Information Gathered Will Support Drought Response and Groundwater Recharge

dwr groundwater

DWR to Use Innovative Airborne Technology to Map State’s Groundwater Basins 

Information Gathered Will Support Drought Response and Groundwater Recharge 

SACRAMENTO, Calif. – The California Department of Water Resources (DWR) is using  an innovative, helicopter-based technology to gather information about the state’s  groundwater aquifer structure to support drought response, groundwater recharge, and  the implementation of the Sustainable Groundwater Management Act (SGMA).

DWR’s use of airborne electromagnetic (AEM) surveys advances Governor Newsom’s  Water Resilience Portfolio goal of using technology to support the State’s understanding  of groundwater resources.

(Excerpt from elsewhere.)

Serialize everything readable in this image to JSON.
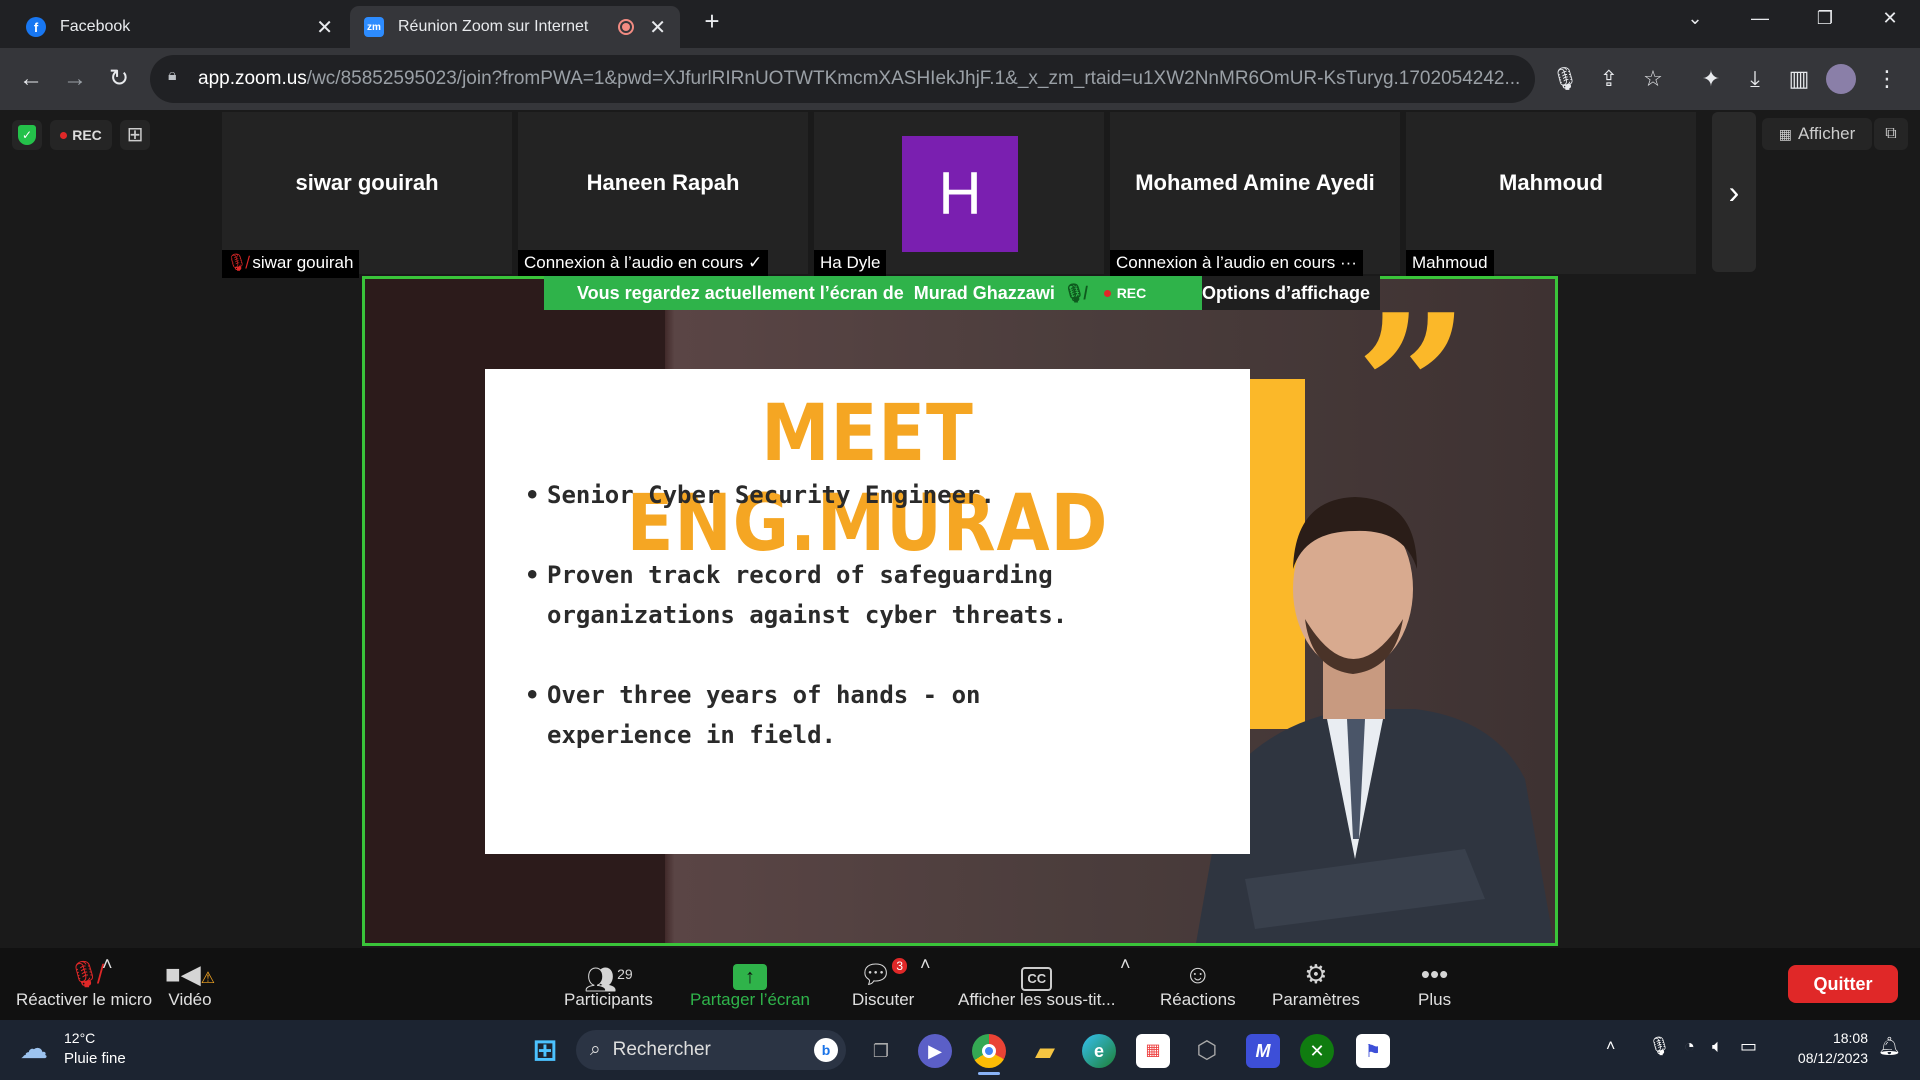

“The data collected during these surveys provides a better understanding of California’s  groundwater systems to support more informed and sustainable groundwater  management approaches,” said Paul Gosselin, DWR Deputy Director of Sustainable  Groundwater Management. “Among other benefits, this technology is helping local  agencies identify optimal areas for groundwater recharge so they can take full  advantage of high flow conditions when they occur to bolster groundwater supplies and  protect communities from potential flood conditions.”

Beginning November 7, 2023, DWR will conduct AEM surveys of groundwater basins in  Kern, San Bernardino, Inyo, and Mono counties, specifically in portions of the Indian  Wells Valley, Rose Valley, Owens Valley and Owens Valley – Fish Slough groundwater

subbasins. The survey schedule can be accessed from DWR’s AEM webpage or  directly from the following link: https://gis.water.ca.gov/app/AEM-schedule.

DWR’s Statewide AEM Survey Project began in the summer of 2021 with a goal to  collect AEM data in each of the State’s high- and medium-priority groundwater basins,  where feasible. The collection of AEM data this November completes the data collection  effort for this Project in just two and a half years.

During the surveys, a low-flying helicopter tows a large hoop with scientific equipment  approximately 100 feet above the ground surface. The helicopter, flown by experienced  and licensed pilots, will make several passes over the survey areas and may be visible  to residents.

Survey data creates an image of the subsurface down to a depth of about 1,000 feet  below ground surface and provides information about large-scale aquifer structures and  geology. Data already collected within the State can be viewed on the AEM 3D Data  Viewer. This information supports the implementation of local groundwater sustainability  plans (GSPs), which can help local agencies sustainably manage and recharge  groundwater in times of drought or flood. For more information, please watch DWR’s  short 2-minute video on the introduction to the AEM method, provided in both English  and Spanish.

DWR encourages residents to get involved in their local groundwater management  activities and GSP implementation through your groundwater sustainability agency  (GSA). Information about local GSAs can be found on the SGMA portal.